Battle for Azeroth gave many hints that a fundamental changes to factions was on the horizon through its story. From the marketing copy promising a resolution of the faction conflict to Jaina and Thrall’s declaring we’re different this time to Saurfang’s exultant declaration of breaking the cycle.

We didn’t break the cycle

In another expansion or two, must we have the Horde commit yet another atrocity to create yet another contrived reason for conflict. Perhaps for a little variety, the Alliance can commit the war crime this time. Could we instead allow what’s happened in the lore and the beautiful cinematics to become reality in game? Allowing for cross-faction PVE is the best cure for a player made issue. It doesn’t harm or hinder anyone.

There are some implementation details to work out. There are faction-specific role playing moments in various raids where the Alliance and Horde see or hear different things. Battle for Dazar’alor and Antorus are two recent raids to feature this. The solution could be as simple as examining the traditional faction of each race of each member of the raid and using the role playing dialog, or boss layout for the faction with the most players in the raid.

The BlizzCon answer

But these issues are secondary to the discussion because the developers are firmly against the idea of cross-faction groups. In the World of Warcraft: Q&A panel at BlizzCon, the developers gave their take on the possibility of uniting the factions.

Originally Posted by Ion Hazzikostas
“Honestly, I understand.

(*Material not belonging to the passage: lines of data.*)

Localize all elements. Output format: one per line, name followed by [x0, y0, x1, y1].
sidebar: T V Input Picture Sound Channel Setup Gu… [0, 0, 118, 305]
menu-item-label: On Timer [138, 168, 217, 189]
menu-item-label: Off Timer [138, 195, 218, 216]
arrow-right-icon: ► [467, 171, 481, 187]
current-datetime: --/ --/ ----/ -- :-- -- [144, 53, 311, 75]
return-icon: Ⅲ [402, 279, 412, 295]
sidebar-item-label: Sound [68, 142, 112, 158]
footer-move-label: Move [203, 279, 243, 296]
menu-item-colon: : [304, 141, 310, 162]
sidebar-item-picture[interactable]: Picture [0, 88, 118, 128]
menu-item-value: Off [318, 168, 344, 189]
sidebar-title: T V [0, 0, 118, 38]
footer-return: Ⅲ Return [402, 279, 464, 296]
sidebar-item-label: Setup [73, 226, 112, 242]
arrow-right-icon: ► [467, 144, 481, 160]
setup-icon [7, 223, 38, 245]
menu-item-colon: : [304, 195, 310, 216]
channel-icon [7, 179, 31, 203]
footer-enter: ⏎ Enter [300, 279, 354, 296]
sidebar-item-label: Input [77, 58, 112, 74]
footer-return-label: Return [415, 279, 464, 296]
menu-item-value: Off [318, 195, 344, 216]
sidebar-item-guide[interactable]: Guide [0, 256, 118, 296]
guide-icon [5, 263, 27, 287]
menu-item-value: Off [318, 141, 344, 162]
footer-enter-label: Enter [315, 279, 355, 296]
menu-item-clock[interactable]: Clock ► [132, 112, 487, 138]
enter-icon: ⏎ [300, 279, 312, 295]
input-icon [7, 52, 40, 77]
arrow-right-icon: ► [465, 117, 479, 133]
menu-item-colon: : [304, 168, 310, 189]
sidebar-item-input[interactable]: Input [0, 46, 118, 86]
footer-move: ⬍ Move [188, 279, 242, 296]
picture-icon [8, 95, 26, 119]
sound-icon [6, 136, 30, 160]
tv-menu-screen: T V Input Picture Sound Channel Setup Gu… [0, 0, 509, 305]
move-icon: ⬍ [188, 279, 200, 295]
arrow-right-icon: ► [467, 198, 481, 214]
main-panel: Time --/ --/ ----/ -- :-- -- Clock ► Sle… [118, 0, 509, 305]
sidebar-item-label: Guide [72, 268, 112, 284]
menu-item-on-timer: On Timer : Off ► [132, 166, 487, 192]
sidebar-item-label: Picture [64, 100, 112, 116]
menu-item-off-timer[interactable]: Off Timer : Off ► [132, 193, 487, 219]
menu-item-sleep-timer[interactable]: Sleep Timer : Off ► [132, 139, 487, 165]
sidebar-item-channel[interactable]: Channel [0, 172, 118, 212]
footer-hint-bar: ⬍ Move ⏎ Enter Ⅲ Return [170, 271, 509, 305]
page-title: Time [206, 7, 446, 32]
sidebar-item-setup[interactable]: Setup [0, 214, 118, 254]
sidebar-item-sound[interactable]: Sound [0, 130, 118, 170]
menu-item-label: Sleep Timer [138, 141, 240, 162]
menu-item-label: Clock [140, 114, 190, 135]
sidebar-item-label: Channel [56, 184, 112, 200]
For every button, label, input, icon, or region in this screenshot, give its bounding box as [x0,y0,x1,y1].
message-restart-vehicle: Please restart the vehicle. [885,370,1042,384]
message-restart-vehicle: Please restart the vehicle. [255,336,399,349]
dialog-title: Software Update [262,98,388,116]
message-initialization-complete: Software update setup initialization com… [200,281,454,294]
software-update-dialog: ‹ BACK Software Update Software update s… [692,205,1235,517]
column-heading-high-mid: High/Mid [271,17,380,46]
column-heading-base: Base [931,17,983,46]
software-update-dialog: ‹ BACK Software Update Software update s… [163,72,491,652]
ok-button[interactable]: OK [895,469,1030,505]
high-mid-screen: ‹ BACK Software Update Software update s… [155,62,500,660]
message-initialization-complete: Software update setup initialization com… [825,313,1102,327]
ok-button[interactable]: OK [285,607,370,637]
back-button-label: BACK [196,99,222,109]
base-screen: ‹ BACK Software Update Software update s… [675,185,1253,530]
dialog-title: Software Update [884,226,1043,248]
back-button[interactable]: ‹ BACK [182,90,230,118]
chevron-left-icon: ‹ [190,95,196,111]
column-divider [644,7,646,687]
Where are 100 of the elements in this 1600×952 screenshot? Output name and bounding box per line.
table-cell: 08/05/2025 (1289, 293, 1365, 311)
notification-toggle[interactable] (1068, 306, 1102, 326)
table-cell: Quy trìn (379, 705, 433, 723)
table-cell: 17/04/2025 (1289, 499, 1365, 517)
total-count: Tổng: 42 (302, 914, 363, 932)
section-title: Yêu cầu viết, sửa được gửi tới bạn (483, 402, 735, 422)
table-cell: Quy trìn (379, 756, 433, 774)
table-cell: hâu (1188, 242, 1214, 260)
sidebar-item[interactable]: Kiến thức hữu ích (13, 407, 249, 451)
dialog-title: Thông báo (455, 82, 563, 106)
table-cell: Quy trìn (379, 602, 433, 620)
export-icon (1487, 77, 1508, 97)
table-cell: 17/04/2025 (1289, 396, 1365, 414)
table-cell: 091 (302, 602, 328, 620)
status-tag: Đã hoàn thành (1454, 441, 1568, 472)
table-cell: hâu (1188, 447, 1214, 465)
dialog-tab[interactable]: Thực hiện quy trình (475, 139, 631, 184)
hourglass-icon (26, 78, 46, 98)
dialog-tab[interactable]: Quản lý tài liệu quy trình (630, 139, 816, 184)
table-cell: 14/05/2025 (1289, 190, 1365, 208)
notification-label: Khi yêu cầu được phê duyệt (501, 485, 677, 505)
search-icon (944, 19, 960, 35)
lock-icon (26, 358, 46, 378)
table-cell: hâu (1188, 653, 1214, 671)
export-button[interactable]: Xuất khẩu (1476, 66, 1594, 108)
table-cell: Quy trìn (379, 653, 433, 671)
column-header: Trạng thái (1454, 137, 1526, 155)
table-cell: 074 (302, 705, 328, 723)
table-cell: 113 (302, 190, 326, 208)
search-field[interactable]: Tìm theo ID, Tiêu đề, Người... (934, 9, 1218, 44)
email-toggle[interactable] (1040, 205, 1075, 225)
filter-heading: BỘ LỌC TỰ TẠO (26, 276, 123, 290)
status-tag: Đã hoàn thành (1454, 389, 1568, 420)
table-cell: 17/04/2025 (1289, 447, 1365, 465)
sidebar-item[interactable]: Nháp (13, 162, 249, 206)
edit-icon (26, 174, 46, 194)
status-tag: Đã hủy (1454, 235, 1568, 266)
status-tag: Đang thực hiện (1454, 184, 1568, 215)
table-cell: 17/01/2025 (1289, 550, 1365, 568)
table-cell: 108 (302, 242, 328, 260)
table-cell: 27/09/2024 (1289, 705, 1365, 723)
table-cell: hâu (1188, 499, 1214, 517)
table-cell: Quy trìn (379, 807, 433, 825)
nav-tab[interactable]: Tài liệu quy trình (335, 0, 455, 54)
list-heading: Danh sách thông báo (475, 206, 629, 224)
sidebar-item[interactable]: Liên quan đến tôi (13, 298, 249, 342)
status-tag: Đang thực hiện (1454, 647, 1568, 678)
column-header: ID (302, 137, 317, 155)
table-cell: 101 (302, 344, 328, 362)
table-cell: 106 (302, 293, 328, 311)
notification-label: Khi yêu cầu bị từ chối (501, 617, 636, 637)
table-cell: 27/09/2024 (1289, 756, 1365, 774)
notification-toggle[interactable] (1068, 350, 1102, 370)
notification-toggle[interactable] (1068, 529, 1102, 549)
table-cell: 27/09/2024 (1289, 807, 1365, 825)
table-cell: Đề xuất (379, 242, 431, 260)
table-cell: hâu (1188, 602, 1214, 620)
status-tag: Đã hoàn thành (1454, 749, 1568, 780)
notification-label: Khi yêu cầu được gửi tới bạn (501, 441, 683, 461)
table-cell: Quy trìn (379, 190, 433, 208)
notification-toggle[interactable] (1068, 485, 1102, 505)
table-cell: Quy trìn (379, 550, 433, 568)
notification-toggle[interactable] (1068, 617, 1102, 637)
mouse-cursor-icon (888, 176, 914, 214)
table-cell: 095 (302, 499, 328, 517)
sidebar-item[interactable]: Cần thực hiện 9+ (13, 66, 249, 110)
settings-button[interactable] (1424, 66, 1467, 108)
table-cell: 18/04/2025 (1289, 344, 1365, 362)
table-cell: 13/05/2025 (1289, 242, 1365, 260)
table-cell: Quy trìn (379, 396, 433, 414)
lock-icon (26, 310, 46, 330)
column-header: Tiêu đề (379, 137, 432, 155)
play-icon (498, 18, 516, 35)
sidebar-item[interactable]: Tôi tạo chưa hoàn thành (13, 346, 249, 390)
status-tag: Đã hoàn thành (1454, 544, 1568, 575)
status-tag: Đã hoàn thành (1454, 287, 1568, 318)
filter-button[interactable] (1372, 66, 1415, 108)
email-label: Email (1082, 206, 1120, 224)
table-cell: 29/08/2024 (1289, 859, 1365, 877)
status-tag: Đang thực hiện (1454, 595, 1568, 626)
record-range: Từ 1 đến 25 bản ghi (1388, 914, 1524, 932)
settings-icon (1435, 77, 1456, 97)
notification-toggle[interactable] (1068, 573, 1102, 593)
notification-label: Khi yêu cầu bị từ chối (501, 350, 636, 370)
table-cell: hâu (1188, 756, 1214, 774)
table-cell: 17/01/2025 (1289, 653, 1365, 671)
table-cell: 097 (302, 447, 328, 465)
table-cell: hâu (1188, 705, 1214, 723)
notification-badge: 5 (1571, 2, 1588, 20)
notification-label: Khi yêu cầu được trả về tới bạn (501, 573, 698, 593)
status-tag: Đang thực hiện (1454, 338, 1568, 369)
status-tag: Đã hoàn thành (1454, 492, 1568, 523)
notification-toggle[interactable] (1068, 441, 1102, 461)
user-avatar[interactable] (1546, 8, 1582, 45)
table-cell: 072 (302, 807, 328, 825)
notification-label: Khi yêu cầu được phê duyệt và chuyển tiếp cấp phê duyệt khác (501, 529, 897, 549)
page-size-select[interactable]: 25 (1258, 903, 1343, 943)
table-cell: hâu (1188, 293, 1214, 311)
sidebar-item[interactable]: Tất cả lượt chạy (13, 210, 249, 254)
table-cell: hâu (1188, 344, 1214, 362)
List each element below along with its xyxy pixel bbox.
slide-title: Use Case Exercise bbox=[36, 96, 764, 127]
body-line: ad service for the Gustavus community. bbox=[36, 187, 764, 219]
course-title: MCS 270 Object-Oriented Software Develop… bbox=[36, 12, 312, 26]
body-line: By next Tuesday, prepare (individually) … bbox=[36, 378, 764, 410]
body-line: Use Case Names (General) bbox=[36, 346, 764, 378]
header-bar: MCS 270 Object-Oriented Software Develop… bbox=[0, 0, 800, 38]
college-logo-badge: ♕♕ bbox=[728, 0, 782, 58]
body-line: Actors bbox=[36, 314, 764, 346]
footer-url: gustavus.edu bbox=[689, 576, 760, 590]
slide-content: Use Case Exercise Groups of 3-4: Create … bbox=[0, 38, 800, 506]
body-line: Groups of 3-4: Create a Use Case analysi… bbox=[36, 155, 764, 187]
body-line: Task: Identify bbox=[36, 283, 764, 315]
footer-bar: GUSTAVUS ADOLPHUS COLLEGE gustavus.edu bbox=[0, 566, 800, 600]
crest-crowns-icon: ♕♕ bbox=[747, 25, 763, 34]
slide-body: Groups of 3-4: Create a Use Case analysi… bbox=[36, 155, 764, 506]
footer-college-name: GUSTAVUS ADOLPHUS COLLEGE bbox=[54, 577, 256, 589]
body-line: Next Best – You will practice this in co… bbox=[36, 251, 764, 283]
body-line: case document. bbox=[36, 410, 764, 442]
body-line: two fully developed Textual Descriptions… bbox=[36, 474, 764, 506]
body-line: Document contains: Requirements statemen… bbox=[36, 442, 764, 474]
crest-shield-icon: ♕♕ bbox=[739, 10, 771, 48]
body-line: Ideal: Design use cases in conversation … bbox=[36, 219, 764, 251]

I understand you’re trying to recruit, to do hard content, and you meet a friend who plays for the opposite faction, however; Horde and Alliance mechanically, in game, that’s just a pillar of what makes Warcraft Warcraft, that just what makes this universe what it is. And that division, its why we have the competing cries of For the Alliance and For the Horde. There is some value to that mechanical reinforcement of that division. We want to look for ways to make sure people have as many options as we can to make sure people have ways to fill out their raid rosters and so forth, but Alliance and Horde uniting and formally grouping together and partying together, is not in the cards.”

What disappointed me about this answer, was Hazzikostas acknowledged his customers’ pain points. He acknowledged the issues of wanting to play with the friends and the difficulties of recruitment. How can you say you, “want to look for ways to make sure people have as many options as we can to make sure people have ways to fill out their raid,” while ignoring the most obvious answer.

Times change

The answer they gave boils down to their belief that the faction conflict is so intrinsic to the game that it must always exist. This may have been true at one point, but it is true no longer. Over time, all things change. In fact, they must change. This is true of World of Warcraft.

There was a time when PVE and PVP servers were so core to the game to the point you couldn’t have a character on both factions on a PVP server. That distinction no longer exists. There was a time when 40 man raids were the core PVE mechanic to the game, and there was no way smaller raid sizes could work. There was a time when the Tier sets defined raiding. “Bring the player, not the class” was the overarching design philosophy, until it wasn’t any longer. Then came specialization identity, but in Shadowlands, we’ll swing back to the class identity.

Mercenary Mode in PVP didn’t threaten the faction conflict making World of Warcraft what it is, yet that same type of solution is unthinkable for PVE. The Hall of Fame has failed to alter the balance of the population. When Mechagnomes likewise don’t change the dynamic, I hope the developers will realize cross-faction grouping is the best answer. The heroes of Azeroth are constantly teaming up for the greater good — but we can’t ever group up in game. It’s past time for that to change.